El mundo tampoco terminó el 21 de diciembre de 1954, que es la fecha que anunció Marian Keech para una catástrofe mundial de la que se salvaría su grupo de fieles, a quienes rescataría una nave espacial. El psicólogo Leon Festinger decidió seguir a este grupo y el 22 de diciembre constató un comportamiento similar al de los adventistas: los seguidores de Keech más comprometidos con la causa, los que habían vendido sus propiedades confiando en que dejarían el planeta en platillo volante, aumentaron su fe en raptos futuros.

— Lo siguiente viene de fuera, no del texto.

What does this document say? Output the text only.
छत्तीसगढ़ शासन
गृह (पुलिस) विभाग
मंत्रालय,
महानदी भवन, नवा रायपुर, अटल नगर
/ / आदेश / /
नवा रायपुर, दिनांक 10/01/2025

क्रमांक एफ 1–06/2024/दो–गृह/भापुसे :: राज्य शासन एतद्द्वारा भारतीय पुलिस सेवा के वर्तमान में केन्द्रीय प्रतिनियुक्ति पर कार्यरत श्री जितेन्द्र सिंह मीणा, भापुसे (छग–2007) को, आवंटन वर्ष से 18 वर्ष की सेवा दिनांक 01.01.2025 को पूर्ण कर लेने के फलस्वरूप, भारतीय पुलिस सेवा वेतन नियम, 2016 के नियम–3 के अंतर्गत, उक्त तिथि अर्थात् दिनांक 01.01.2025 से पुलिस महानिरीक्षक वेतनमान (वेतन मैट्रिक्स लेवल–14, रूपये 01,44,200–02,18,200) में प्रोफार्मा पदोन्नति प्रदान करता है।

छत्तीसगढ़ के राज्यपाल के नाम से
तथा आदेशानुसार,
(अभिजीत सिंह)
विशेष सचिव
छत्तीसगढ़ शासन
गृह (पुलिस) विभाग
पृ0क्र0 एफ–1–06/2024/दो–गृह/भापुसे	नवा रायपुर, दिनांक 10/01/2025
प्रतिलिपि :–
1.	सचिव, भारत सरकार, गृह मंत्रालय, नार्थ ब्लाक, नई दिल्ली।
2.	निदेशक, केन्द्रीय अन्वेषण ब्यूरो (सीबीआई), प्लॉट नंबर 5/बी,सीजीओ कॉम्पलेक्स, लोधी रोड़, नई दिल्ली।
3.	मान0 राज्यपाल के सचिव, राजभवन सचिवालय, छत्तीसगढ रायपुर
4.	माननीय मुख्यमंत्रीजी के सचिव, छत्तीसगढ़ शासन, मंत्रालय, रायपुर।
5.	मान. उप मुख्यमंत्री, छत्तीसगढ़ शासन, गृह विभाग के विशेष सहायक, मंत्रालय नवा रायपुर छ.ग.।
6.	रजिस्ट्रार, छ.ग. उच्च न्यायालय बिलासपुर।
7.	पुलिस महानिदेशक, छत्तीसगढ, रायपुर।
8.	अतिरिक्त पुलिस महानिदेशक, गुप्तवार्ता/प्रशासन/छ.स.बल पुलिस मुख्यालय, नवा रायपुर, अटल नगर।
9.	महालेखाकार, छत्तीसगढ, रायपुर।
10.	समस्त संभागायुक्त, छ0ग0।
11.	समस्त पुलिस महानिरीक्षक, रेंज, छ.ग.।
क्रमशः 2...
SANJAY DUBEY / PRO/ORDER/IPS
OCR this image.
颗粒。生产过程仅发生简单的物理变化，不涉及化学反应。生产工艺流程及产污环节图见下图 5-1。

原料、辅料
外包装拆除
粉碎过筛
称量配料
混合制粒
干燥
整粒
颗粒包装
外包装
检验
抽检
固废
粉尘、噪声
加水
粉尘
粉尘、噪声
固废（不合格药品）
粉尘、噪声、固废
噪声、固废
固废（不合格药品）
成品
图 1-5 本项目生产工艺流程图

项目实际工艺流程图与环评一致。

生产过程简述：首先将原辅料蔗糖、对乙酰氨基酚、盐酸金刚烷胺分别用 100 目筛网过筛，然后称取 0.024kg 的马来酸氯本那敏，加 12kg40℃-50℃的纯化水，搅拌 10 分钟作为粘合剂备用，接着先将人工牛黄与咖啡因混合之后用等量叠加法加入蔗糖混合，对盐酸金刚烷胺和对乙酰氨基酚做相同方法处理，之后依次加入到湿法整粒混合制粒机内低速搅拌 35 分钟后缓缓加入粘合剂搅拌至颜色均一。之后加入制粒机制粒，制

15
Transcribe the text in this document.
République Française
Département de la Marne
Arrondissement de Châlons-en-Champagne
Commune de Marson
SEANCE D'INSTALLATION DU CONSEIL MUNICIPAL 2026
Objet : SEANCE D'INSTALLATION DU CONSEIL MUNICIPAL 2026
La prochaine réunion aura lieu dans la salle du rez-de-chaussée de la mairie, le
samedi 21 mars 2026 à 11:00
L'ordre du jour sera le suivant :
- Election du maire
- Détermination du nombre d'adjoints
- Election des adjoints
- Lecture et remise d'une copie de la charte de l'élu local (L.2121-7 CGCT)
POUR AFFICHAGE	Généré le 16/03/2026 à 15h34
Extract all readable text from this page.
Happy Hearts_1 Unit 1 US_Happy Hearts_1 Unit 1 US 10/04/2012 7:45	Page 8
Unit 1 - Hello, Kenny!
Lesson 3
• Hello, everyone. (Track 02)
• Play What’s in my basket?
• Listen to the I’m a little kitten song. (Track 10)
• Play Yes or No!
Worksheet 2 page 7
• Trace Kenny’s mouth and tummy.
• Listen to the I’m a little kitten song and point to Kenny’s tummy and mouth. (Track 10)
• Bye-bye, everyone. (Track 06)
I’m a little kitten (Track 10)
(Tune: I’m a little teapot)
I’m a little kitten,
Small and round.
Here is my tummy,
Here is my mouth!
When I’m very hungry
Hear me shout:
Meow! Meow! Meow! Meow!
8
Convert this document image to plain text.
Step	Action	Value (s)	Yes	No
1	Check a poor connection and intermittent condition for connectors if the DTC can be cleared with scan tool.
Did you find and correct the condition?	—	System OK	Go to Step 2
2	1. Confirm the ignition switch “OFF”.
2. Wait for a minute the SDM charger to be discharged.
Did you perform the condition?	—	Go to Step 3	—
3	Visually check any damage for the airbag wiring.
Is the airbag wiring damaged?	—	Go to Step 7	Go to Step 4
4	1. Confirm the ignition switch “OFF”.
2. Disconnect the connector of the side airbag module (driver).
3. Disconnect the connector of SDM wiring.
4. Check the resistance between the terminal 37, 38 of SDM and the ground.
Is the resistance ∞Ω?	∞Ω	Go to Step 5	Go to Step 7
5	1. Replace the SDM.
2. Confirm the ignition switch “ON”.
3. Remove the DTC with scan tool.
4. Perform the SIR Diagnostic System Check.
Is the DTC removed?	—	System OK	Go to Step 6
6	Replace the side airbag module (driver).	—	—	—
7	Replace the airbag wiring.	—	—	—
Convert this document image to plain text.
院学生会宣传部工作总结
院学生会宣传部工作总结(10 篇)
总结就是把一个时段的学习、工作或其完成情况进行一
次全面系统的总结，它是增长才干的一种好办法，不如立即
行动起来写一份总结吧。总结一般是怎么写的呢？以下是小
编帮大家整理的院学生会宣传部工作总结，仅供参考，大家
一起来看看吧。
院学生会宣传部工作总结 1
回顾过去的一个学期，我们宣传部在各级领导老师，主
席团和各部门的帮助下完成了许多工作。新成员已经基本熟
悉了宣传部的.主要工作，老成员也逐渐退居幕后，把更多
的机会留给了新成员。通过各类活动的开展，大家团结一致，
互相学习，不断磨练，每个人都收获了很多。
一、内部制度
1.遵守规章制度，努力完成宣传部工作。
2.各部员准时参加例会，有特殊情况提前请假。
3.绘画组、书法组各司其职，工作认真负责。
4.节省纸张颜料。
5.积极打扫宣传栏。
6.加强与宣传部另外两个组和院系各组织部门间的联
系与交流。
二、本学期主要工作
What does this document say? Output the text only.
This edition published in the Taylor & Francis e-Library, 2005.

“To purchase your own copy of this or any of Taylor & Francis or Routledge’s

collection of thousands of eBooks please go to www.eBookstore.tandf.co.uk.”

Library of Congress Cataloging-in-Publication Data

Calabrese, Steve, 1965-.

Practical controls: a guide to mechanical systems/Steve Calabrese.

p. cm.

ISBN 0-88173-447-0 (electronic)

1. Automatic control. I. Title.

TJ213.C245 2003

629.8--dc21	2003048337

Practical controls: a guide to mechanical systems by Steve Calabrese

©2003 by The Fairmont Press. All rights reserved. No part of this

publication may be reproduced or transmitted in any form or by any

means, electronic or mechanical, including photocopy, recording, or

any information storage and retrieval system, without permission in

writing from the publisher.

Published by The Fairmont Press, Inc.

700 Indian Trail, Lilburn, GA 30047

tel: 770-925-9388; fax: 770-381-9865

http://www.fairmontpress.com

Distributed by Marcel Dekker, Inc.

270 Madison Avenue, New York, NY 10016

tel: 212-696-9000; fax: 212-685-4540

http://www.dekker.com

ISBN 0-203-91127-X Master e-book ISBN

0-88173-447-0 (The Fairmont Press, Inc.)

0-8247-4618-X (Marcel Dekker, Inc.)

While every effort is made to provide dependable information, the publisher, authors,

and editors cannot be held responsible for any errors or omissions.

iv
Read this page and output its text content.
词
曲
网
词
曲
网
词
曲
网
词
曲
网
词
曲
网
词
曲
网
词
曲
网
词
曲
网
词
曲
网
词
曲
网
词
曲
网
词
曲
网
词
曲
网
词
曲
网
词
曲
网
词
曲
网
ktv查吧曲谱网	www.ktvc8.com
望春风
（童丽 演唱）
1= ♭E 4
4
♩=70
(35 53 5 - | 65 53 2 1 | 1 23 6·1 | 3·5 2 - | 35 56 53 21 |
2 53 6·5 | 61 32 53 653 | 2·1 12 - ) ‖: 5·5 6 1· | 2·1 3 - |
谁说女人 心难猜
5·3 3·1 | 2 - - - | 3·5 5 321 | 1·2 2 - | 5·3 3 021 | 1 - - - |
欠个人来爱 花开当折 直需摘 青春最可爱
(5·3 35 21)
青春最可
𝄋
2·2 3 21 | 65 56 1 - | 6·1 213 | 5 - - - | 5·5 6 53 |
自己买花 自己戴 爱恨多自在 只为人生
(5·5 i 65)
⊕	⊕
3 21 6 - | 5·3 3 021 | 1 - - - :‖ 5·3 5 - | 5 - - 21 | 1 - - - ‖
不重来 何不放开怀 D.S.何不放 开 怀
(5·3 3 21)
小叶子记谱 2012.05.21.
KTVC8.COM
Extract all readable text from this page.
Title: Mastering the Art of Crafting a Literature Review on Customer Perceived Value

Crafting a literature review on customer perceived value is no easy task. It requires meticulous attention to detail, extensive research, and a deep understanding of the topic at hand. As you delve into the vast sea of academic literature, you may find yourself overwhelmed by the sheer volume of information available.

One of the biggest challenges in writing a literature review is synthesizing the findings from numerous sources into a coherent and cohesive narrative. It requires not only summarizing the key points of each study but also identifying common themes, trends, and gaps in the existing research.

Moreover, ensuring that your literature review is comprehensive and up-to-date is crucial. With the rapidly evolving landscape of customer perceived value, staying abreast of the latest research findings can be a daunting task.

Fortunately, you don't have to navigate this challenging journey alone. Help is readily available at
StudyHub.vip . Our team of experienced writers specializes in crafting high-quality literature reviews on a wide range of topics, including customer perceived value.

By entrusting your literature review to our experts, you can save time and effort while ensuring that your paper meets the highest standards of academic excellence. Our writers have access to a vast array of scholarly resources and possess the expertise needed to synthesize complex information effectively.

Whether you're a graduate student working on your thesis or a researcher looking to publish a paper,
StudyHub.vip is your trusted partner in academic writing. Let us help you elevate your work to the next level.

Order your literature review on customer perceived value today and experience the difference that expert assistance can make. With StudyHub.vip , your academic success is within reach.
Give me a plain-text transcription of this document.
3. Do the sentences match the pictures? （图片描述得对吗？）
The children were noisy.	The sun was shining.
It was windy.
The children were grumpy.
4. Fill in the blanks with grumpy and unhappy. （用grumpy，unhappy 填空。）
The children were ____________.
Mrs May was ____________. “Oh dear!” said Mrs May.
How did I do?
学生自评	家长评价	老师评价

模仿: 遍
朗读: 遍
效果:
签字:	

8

Festinger inició así los estudios sobre la disonancia cognitiva: cuanto más nos comprometemos con una idea, más nos cuesta renunciar a ella por muy evidente que sea nuestro error. Hacemos toda clase de malabares mentales para rechazar los datos que nos contradicen o para reducirlos a excepciones y mentiras.

La disonancia cognitiva no es algo que pase solo a gente metida en sectas o a víctimas de teorías de la conspiración: nos afecta a todos y nos afecta todos los días. Siempre tenemos excusas a mano para justificar nuestro comportamiento, ya sea encender otro cigarrillo o tirar un papel al suelo.

Y en política la cosa es terrible. Un estudio publicado el pasado marzo en el Journal of Social and Political Psychology muestra que tendemos a rechazar o a intentar explicar las acusaciones de corrupción dirigidas a políticos que apoyamos, asegurando que son mentiras, que no tienen importancia o que todos los políticos son iguales. El estudio se hizo con seguidores de Trump. Sí, sé que Trump nos parece a todos un caso especial, y lo es, pero nosotros no lo somos y por eso caemos en estas actitudes y excusamos los errores de los nuestros con alegría mientras condenamos los ajenos sin dificultad.

Esto no quiere decir que debamos creernos toda la información que nos llega. Pero sí debemos recordar que es muy fácil reírnos de los conspiranoicos y de los trumpistas, pero bastante más difícil ser críticos con nosotros mismos y tener presente que todos estamos a un paso de ponernos un gorro de papel de plata en la cabeza.